Проводив высоких гостей, Элизабет с расстроенным лицом удалилась с выставки. Шла она так стремительно, что Михаил еле успел отскочить, на него пахнуло ее духами. А он остался стоять столбом у дверей, охваченный смутным беспокойством. Живопись ее ему понравилась, кажется, она стала писать еще лучше и сама ничуть не изменилась, — та же легкая походка, радостный облик. Неужели он вновь окажется в ее власти?
Из задумчивого состояния нашего героя вывел чей-то голос:
— Ба! Кого я вижу! Уж не вы ли это, старый знакомец?
Перед ним стоял Львов, та же юношеская стройность, та же бодрость и тот же умный, горячий взгляд.
— Николай Александрович!
— Сто лет — сто зим! Где ты пропадал, блудный сын? Как славно, что мы встретились. Пойдем, я покажу тебе эту парижанку.

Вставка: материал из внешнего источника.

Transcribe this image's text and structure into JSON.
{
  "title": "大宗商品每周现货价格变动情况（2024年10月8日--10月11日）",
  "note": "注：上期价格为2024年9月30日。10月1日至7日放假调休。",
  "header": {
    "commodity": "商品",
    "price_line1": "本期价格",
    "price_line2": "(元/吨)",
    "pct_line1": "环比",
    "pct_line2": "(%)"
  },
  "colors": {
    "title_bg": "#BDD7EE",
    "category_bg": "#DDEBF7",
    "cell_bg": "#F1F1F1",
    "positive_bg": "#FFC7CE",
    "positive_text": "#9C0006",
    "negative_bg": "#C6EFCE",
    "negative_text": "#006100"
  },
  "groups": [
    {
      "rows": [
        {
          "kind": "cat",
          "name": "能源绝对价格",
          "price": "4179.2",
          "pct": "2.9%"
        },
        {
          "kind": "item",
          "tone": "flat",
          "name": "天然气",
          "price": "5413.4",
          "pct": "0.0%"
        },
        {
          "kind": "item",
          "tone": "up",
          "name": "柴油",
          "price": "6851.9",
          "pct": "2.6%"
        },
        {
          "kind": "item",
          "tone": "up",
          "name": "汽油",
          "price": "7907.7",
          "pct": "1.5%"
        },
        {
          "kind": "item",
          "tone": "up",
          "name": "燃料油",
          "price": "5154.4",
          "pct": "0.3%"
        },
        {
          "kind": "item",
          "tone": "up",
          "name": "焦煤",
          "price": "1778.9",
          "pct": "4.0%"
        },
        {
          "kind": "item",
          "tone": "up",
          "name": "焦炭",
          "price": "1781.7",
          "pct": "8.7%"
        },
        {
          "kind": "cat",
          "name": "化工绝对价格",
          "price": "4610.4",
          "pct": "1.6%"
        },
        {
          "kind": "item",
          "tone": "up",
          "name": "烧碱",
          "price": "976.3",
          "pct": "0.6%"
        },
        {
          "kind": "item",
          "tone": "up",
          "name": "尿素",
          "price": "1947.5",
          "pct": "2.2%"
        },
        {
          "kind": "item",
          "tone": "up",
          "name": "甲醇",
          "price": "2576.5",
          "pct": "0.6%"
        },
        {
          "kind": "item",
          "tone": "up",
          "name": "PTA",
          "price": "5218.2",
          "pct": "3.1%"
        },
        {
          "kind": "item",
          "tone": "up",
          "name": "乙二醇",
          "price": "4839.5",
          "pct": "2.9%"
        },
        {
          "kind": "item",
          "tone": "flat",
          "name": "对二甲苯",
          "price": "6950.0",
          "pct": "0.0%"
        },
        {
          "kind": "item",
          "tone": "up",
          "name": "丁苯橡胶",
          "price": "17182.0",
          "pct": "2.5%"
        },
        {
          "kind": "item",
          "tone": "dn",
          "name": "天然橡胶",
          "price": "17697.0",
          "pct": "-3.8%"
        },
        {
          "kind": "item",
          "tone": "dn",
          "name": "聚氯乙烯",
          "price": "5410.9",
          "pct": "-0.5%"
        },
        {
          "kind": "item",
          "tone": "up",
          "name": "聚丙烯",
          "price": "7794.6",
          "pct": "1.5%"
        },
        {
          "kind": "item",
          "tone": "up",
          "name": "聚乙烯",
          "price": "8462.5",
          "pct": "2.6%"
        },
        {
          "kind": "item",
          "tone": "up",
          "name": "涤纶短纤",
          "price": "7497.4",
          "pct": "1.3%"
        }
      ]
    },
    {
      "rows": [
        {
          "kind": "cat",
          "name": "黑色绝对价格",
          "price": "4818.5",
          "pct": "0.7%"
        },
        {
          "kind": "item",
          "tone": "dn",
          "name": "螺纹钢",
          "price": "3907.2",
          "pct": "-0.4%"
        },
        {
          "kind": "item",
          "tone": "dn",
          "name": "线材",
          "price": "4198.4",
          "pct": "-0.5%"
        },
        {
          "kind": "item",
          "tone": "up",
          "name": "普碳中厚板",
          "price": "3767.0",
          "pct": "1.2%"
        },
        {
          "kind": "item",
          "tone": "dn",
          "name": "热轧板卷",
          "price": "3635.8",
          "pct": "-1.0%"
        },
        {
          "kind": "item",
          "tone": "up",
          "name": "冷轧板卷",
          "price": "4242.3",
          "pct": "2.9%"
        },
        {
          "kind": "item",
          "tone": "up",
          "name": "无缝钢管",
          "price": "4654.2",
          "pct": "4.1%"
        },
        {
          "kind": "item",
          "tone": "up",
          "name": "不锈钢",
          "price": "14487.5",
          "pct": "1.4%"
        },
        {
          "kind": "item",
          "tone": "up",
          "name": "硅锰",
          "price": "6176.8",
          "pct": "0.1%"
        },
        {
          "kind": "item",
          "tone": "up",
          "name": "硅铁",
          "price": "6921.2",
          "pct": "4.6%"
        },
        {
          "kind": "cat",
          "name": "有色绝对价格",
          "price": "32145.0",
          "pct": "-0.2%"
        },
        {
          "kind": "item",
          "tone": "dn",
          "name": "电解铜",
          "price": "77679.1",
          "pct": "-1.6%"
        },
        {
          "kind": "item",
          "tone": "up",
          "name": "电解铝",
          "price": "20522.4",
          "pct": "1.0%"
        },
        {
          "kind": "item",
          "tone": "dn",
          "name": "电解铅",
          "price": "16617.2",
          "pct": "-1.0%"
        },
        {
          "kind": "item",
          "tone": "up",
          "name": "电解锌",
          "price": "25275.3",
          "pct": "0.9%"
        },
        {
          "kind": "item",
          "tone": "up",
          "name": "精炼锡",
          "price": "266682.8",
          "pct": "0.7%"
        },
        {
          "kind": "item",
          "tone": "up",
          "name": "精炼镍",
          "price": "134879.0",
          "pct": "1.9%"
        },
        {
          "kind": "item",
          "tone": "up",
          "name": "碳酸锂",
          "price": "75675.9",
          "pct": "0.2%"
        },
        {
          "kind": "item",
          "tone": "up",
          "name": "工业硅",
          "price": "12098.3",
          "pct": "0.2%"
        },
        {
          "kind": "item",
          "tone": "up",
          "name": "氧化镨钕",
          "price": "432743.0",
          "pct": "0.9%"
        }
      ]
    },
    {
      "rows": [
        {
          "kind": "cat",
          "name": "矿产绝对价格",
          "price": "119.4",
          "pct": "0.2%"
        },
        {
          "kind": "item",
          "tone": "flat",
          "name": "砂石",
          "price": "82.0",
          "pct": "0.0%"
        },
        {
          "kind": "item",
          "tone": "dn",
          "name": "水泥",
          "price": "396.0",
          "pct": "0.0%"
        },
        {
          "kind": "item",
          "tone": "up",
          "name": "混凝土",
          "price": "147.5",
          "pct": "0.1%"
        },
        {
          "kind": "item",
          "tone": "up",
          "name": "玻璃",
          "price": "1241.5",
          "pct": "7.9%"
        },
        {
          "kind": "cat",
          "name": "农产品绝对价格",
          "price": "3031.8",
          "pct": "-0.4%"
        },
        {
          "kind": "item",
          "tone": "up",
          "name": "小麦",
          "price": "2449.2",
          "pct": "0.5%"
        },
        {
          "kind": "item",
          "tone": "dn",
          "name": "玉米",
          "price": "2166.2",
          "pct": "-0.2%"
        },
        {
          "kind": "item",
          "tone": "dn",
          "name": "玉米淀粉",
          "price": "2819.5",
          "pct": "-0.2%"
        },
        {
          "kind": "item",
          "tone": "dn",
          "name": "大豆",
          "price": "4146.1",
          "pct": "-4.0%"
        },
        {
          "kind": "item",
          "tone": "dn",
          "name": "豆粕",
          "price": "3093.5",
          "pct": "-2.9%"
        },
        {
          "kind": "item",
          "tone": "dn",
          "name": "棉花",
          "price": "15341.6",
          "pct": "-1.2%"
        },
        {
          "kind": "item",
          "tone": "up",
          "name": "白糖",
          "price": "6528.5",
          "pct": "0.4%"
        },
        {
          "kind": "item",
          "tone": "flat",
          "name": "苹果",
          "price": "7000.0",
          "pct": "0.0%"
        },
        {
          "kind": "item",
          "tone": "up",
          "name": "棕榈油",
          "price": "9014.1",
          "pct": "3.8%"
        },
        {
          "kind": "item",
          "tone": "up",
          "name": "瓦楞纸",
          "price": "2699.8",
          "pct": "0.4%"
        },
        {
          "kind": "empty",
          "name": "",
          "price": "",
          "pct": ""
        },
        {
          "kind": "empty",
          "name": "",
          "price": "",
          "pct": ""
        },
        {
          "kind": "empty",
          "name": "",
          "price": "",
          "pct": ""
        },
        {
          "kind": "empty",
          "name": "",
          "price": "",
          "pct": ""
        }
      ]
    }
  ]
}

"Какая удача! — подумал Михаил. — Послушать Львова, узнать, как он относится к художнице, да и просто еще раз взглянуть на ее портреты!"
— Вы расскажете мне про свои странствия, вы придете ко мне, мы будем говорить, а теперь… — Он приглашающим жестом пропустил Михаила вперед.
Впрочем, Львов был явно чем-то расстроен. Он рассеянно оглядывался вокруг, извинился, поскучнел и простился. Всегда неожиданный, он так же внезапно появлялся, как и исчезал — не уследишь за быстрокрылым Фебом!
Остаток того дня Михаил провел в прогулке по Васильевскому острову. Миновал дом, в котором жил в юношеские годы, побывал в Академии художеств. Необходимо было купить какую-нибудь одежду, Элиза не должна его видеть в таком одеянии. На Невском проспекте были открыты двери всех магазинов, и вышел оттуда Михаил в камзоле бордового цвета, белых чулках и белом шарфе. Ночевать он устроился в гостинице при храме Преображения.
А на другой день Михаил и Элиза встретились, можно сказать, столкнулись нос к носу на Мойке.
— Пардон, мадам! — пробормотал он.
— Месье? — живо откликнулась она и остановилась. — Бог мой, кого я вижу? Неужели это Мишель?.. Мон амур?
Губы его непроизвольно растянулись в улыбке, синие глаза блеснули ярким светом, но он не мог произнести ни слова.
— Ты что, все тот же упрямый мул? Зато как возмужал, какой красавец!.. Что это у тебя, коса, парик? Их уже никто не носит.
— Нет, просто длинные волосы, — смутился он.
— Ты даже не можешь поцеловать мне руку? — кокетливо заметила Элизабет.
Он прикоснулся к кончикам ее пальцев.
— Какая встреча! Сколько воспоминаний! Где мы этим займемся? Знаешь что, мы пойдем сейчас же в мой дом, это рядом, и будем говорить, говорить!
Дверь открыл молодой человек русской наружности.
— Мой помощник Петр, — представила его мадам. — Сядем вон там. — Она указала на кресла возле овального стола.
И начался разговор, похожий на полет стрекоз.
— Бог мой! Как славно все начиналось, а потом… Что мы пережили! Я никогда не прощу того, что ты мне изменил! Куда ты пропал в этом противном Неаполе?
Михаил отвечал что-то невразумительное, незаметно рассматривая ее лицо. Сколько мелких морщин, какая горькая складка возле губ, но та же трогательная беззащитность, покорявшая его.
Заговорили о России, как ей понравилось здесь?
— О, Россия! Это лучшее время моей жизни. Я в восторге от Петербурга, какая тут зима, какие санки! Что же ты молчишь?
Что-то удерживало его от признаний о Псково-Печорской обители. Он рассказал, что зарабатывает на жизнь лепкой, потолочными росписями.
— А еще я иногда пишу портреты бедных людей.
— Почему бедных? Они же не могут платить! — удивилась она.